Both quantitative and qualitative methods were used. We first applied the governance statements developed by the health system 20/20 and then conducted focus group discussion and In-depth interviews to explore some elements of governance including accountability and community participation. The target respondents were the health facility management team and community members. The sample size include 42 health facilities. Data was analyzed using SPSS version 17 and Nvivo version 9.
The 95% one-sided confidence interval for Cronbach’s alpha was between 0.69 and 0.74 for the 16 items.
The mean score for most of the items was above 3. Factor analysis yielded five principle components: Transparency, community participation, Intelligence & vision, Accountability and Regulation & oversight. Most of the items (6) clustered around the transparency latent factor. Chongwe district performed poorly in overall mean governance score and across the five domains of governance. The overall scores in Chongwe ranged between 51 and 94% with the mean of 80%. Kafue and Luangwa districts had similar overall mean governance scores (88%). Community participation was generally low. Generally, it was noted that community members lacked capacity to hold health workers accountable for drugs and medical supplies.

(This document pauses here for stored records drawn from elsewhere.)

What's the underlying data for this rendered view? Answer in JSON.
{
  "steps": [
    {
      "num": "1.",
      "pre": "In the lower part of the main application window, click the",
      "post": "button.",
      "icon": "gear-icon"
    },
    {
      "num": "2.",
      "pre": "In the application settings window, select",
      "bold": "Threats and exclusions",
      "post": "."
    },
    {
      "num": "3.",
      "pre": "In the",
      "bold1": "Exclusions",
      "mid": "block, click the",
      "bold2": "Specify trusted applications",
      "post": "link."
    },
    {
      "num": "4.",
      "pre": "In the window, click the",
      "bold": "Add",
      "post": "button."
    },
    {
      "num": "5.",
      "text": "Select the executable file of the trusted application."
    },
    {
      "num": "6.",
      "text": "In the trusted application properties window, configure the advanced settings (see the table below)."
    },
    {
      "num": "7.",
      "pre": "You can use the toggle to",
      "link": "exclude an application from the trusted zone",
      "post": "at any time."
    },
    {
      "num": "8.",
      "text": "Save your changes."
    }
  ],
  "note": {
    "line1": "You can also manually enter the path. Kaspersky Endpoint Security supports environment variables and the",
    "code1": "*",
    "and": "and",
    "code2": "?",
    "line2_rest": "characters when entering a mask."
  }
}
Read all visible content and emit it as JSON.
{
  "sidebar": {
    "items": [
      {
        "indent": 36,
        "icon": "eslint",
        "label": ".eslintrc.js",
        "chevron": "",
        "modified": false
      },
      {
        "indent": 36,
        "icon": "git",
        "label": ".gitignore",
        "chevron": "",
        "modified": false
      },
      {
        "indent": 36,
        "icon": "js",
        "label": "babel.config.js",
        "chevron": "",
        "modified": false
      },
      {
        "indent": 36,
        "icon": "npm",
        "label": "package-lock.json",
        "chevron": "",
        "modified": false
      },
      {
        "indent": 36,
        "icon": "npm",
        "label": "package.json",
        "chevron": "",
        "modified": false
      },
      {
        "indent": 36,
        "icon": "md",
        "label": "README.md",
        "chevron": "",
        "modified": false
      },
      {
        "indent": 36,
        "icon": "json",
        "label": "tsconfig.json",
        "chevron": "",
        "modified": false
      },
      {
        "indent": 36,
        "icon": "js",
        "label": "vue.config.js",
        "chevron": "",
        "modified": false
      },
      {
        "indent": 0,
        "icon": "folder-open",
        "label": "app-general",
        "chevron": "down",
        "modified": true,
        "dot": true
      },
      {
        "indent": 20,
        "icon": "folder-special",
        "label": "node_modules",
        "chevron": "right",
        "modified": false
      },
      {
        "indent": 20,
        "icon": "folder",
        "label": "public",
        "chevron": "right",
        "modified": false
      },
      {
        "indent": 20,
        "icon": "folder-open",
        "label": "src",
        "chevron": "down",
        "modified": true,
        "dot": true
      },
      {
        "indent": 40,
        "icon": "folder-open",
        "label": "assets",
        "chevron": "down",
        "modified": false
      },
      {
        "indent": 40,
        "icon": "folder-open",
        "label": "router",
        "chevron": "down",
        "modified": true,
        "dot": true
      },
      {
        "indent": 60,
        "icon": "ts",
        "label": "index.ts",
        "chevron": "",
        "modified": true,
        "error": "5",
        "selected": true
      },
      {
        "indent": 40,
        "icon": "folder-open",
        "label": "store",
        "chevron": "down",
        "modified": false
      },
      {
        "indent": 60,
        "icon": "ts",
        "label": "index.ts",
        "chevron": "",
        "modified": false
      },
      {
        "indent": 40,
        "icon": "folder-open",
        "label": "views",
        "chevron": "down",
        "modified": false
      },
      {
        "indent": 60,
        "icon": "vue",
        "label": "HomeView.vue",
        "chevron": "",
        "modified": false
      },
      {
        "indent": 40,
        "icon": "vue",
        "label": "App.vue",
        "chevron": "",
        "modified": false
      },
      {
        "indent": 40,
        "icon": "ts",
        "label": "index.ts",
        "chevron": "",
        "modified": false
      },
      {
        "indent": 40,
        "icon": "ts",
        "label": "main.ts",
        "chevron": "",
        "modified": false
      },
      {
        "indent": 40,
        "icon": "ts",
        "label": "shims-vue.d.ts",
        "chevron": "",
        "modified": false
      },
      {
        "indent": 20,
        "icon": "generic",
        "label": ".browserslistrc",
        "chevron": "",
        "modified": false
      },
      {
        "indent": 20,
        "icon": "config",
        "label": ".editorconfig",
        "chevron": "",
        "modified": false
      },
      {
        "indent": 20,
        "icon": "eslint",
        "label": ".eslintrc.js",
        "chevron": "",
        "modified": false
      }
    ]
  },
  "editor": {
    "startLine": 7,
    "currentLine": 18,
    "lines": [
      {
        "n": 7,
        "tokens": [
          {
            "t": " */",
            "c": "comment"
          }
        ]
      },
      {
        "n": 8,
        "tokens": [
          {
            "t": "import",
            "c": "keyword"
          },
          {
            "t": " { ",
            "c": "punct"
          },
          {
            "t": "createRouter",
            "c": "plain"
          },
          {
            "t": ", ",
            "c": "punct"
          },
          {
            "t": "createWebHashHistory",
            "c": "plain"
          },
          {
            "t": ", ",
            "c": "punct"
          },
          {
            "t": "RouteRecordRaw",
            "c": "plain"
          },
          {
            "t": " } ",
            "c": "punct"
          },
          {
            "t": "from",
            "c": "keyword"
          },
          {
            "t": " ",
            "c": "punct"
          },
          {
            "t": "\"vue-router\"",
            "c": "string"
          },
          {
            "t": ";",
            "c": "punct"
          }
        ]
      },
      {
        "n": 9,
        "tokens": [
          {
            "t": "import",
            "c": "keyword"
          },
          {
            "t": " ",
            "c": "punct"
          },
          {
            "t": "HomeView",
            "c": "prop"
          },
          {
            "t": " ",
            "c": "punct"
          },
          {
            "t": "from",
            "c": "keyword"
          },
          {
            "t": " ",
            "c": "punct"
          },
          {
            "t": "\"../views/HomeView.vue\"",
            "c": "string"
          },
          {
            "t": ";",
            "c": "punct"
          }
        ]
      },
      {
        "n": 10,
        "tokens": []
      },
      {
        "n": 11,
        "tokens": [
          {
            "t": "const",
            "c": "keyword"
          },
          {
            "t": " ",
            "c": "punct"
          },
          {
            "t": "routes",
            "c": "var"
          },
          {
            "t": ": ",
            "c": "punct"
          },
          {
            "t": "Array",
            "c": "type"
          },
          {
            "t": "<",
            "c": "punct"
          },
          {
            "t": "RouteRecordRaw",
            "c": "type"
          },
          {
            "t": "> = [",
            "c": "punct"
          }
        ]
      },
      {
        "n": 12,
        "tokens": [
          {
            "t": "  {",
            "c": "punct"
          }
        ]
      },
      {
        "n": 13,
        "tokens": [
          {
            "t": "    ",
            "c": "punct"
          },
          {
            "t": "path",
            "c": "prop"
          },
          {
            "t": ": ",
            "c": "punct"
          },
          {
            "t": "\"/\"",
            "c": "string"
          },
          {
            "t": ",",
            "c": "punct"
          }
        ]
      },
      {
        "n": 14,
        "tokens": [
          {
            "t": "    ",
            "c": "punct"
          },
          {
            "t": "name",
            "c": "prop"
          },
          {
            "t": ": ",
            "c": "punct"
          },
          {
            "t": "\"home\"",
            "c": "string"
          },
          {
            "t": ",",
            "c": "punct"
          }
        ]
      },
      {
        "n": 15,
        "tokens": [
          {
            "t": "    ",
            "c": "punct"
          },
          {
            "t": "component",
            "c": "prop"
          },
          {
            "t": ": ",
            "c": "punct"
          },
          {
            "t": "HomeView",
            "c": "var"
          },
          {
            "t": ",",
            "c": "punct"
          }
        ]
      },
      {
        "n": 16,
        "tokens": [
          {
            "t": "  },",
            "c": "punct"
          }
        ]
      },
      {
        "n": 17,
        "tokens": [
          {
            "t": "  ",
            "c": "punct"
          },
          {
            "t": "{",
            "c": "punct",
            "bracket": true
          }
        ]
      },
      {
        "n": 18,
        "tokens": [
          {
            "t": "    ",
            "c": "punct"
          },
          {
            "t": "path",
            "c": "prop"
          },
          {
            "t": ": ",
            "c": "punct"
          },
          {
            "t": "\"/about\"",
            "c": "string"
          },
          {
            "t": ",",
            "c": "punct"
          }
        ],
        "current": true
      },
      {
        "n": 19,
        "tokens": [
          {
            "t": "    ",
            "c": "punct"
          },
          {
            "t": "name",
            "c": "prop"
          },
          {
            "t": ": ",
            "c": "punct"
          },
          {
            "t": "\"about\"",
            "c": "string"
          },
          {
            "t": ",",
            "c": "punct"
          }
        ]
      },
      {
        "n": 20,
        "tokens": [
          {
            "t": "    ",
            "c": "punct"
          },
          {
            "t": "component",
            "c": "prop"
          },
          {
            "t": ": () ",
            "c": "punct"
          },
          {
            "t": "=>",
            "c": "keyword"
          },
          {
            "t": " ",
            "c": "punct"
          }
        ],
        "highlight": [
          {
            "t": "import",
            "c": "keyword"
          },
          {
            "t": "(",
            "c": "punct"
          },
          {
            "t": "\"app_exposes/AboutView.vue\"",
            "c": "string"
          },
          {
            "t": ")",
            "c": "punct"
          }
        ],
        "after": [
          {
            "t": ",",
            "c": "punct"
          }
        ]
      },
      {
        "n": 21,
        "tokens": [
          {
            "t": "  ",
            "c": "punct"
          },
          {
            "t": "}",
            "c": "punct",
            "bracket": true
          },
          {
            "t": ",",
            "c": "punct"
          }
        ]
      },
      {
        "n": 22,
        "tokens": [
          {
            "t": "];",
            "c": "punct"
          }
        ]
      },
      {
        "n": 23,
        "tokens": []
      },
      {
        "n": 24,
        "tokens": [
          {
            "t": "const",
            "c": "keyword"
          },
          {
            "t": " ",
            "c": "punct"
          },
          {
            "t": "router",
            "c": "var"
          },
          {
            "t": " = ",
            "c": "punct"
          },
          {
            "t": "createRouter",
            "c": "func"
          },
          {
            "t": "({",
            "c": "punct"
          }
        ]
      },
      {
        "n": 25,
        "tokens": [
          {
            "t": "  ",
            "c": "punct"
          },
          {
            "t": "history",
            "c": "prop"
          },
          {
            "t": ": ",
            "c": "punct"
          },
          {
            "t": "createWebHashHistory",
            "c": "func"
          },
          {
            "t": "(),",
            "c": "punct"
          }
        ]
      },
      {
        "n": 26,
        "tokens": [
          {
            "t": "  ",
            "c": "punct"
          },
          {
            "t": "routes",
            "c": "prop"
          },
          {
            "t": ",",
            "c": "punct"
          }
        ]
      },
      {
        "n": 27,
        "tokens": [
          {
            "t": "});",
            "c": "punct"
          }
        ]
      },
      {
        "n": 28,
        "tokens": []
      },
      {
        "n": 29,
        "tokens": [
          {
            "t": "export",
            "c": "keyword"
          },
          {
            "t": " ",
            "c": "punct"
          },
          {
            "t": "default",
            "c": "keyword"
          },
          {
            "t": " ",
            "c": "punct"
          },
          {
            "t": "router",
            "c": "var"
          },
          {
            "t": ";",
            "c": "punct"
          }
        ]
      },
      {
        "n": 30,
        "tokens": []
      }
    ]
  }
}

The study successfully validated and applied the new tool for evaluating health system governance at health facility level. The results have shown that it is feasible to measure governance practices at health facility level and that the adapted tool is fairly reliable with the 95% one-sided confidence interval for Cronbach’s alpha laying between 0.69 and 0.74 for the 16 items. Caution should be taken when interpreting overall scores as they tended to mask domain specific variations.